Une jeune femme, née en 1910 à Stuttgart, fait ses premières armes de reporter-photographe aux côtés des républicains espagnols en lutte contre l'obscurantisme. Elle voulait témoigner. En juillet 1937, Gerda Taro est morte lors d'une opération militaire menée pour desserrer l'étau franquiste autour de Madrid. Compagne du photographe Robert Capa, cette femme «si belle qui se croyait invulnérable» a été oubliée. François Maspero lui redonne vie dans deux ouvrages. « Le Vol de la mésange » est un recueil de nouvelles marquées par les images de la guerre, depuis les années 1940 jusqu'à celles du conflit israélo-palestinien.
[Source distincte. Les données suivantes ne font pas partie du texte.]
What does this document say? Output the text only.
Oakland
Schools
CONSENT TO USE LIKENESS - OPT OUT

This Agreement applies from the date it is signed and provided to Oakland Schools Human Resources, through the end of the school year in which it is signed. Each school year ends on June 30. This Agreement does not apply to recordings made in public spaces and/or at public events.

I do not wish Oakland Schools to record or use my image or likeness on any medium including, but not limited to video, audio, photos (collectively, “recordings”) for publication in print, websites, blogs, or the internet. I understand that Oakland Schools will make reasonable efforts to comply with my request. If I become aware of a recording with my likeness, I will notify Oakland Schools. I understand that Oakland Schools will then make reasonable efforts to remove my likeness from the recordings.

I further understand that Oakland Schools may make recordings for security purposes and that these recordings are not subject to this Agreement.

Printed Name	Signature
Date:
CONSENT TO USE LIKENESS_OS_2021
Dans ces récits où la nostalgie, parfois, la violence et la mort, souvent, se croisent, il y a celui consacré, sous la forme d'un dialogue entre un photographe et une journaliste, à celle qui fut «la première femme reporter tuée à la guerre», comme le titra « Life ». Le dialogue mené par ces deux personnages sert de prologue à « l'Ombre d'une photographe ». Ici, c'est l'existence météoritique de Gerda Taro qui est retracée, depuis son enfance en Allemagne, son arrivée à Paris à la fin de l'été 1933, jusqu'à sa rencontre avec Andrei Friedmann, un exilé hongrois qui se fera appeler bientôt Robert Capa.
Ces deux-là sont faits pour se séduire, même si Capa se méfie de l'engagement politique alors que Gerda a la fibre plus militante. Pour autant, le livre de François Maspero n'est pas une stèle larmoyante. L'auteur s'interroge sur la récupération de la mort de la photographe par les staliniens. De même, il rappelle pourquoi ses photos - souvent mêlées à celles de Capa - ont été «oubliées». Enfin, il resitue cette aventure dans le contexte politique et journalistique de l'époque. Le salut que Maspero adresse à Gerda Taro est fraternel. Il brille de cette générosité rare qui chasse l'ombre.
«L'Ombre d'une photographe, Gerda Taro», Seuil, 144 p., 14 euros, et «le Vol de la mésange», Seuil, 240 p., 18 euros, par François Maspero.